In Apache Cassandra it is possible for a local attacker without access to the Apache Cassandra process or configuration files to manipulate the RMI registry to perform a man-in-the-middle attack and capture user names and passwords used to access the JMX interface. The attacker can then use these credentials to access the JMX interface and perform unauthorized operations. This is same vulnerability that CVE-2020-13946 was issued for, but the Java option was changed in JDK10. This issue affects Apache Cassandra from 4.0.2 through 5.0.2 running Java 11. Operators are recommended to upgrade to a release equal to or later than 4.0.15, 4.1.8, or 5.0.3 which fixes the issue.

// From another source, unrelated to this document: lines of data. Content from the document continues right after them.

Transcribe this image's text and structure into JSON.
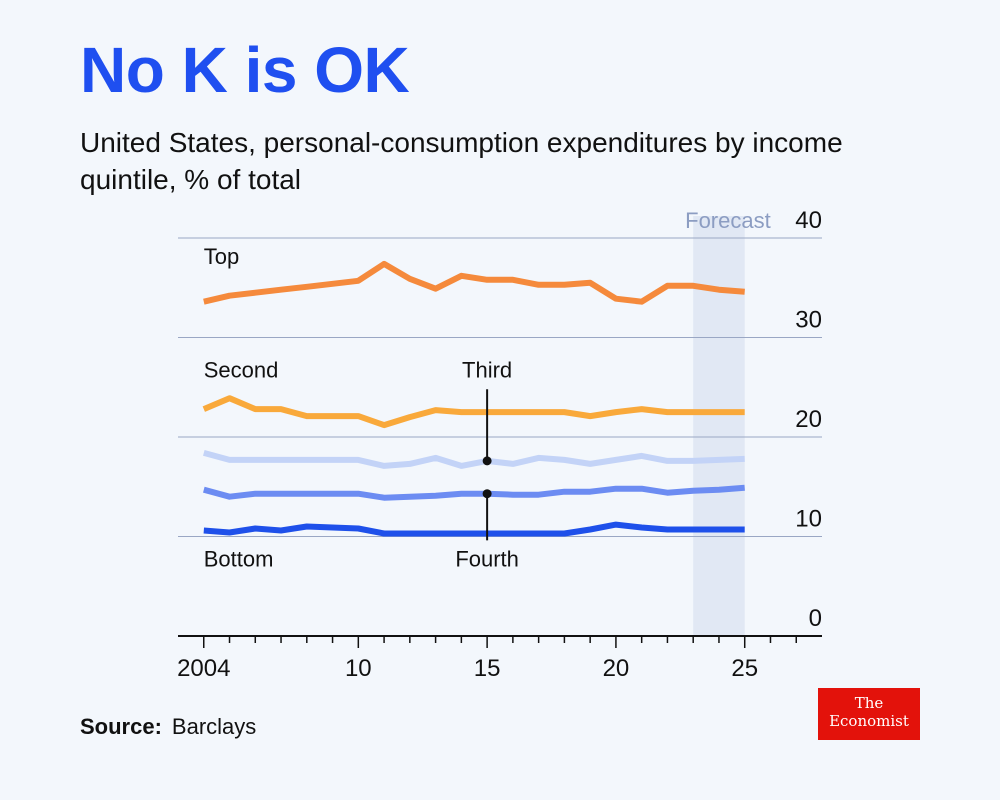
{
  "header": {
    "title": "No K is OK",
    "subtitle": "United States, personal-consumption expenditures by income quintile, % of total"
  },
  "source": {
    "label": "Source:",
    "value": "Barclays"
  },
  "logo": {
    "line1": "The",
    "line2": "Economist"
  },
  "colors": {
    "background": "#f3f7fc",
    "title": "#1f4ff0",
    "forecast_band": "#e1e8f4",
    "forecast_text": "#8c9dc2",
    "gridline": "#9aa7c4"
  },
  "chart_data": {
    "type": "line",
    "title": "No K is OK",
    "xlabel": "",
    "ylabel": "% of total",
    "xlim": [
      2003,
      2028
    ],
    "ylim": [
      0,
      40
    ],
    "x_ticks": [
      2004,
      2010,
      2015,
      2020,
      2025
    ],
    "x_tick_labels": [
      "2004",
      "10",
      "15",
      "20",
      "25"
    ],
    "y_ticks": [
      0,
      10,
      20,
      30,
      40
    ],
    "y_tick_labels": [
      "0",
      "10",
      "20",
      "30",
      "40"
    ],
    "forecast": {
      "label": "Forecast",
      "start": 2023,
      "end": 2025
    },
    "x": [
      2004,
      2005,
      2006,
      2007,
      2008,
      2009,
      2010,
      2011,
      2012,
      2013,
      2014,
      2015,
      2016,
      2017,
      2018,
      2019,
      2020,
      2021,
      2022,
      2023,
      2024,
      2025
    ],
    "series": [
      {
        "name": "Top",
        "color": "#f58a3c",
        "values": [
          33.6,
          34.2,
          34.5,
          34.8,
          35.1,
          35.4,
          35.7,
          37.4,
          35.9,
          34.9,
          36.2,
          35.8,
          35.8,
          35.3,
          35.3,
          35.5,
          33.9,
          33.6,
          35.2,
          35.2,
          34.8,
          34.6
        ]
      },
      {
        "name": "Second",
        "color": "#f9a93b",
        "values": [
          22.8,
          23.9,
          22.8,
          22.8,
          22.1,
          22.1,
          22.1,
          21.2,
          22.0,
          22.7,
          22.5,
          22.5,
          22.5,
          22.5,
          22.5,
          22.1,
          22.5,
          22.8,
          22.5,
          22.5,
          22.5,
          22.5
        ]
      },
      {
        "name": "Third",
        "color": "#c3d3f7",
        "values": [
          18.4,
          17.7,
          17.7,
          17.7,
          17.7,
          17.7,
          17.7,
          17.1,
          17.3,
          17.9,
          17.1,
          17.6,
          17.3,
          17.9,
          17.7,
          17.3,
          17.7,
          18.1,
          17.6,
          17.6,
          17.7,
          17.8
        ]
      },
      {
        "name": "Fourth",
        "color": "#6c8cf2",
        "values": [
          14.7,
          14.0,
          14.3,
          14.3,
          14.3,
          14.3,
          14.3,
          13.9,
          14.0,
          14.1,
          14.3,
          14.3,
          14.2,
          14.2,
          14.5,
          14.5,
          14.8,
          14.8,
          14.4,
          14.6,
          14.7,
          14.9
        ]
      },
      {
        "name": "Bottom",
        "color": "#1e50ea",
        "values": [
          10.6,
          10.4,
          10.8,
          10.6,
          11.0,
          10.9,
          10.8,
          10.3,
          10.3,
          10.3,
          10.3,
          10.3,
          10.3,
          10.3,
          10.3,
          10.7,
          11.2,
          10.9,
          10.7,
          10.7,
          10.7,
          10.7
        ]
      }
    ],
    "labels": {
      "Top": {
        "text": "Top",
        "at_x": 2004,
        "at_y": 37.4
      },
      "Second": {
        "text": "Second",
        "at_x": 2004,
        "at_y": 26.0
      },
      "Third": {
        "text": "Third",
        "at_x": 2015,
        "at_y": 26.0,
        "leader_to": 17.6
      },
      "Fourth": {
        "text": "Fourth",
        "at_x": 2015,
        "at_y": 7.0,
        "leader_to": 14.3
      },
      "Bottom": {
        "text": "Bottom",
        "at_x": 2004,
        "at_y": 7.0
      }
    }
  }
}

Privilege Defined With Unsafe Actions vulnerability in Apache Cassandra. An user with MODIFY permission ON ALL KEYSPACES can escalate privileges to superuser within a targeted Cassandra cluster via unsafe actions to a system resource. Operators granting data MODIFY permission on all keyspaces on affected versions should review data access rules for potential breaches. This issue affects Apache Cassandra through 3.0.30, 3.11.17, 4.0.15, 4.1.7, 5.0.2. Users are recommended to upgrade to versions 3.0.31, 3.11.18, 4.0.16, 4.1.8, 5.0.3, which fixes the issue.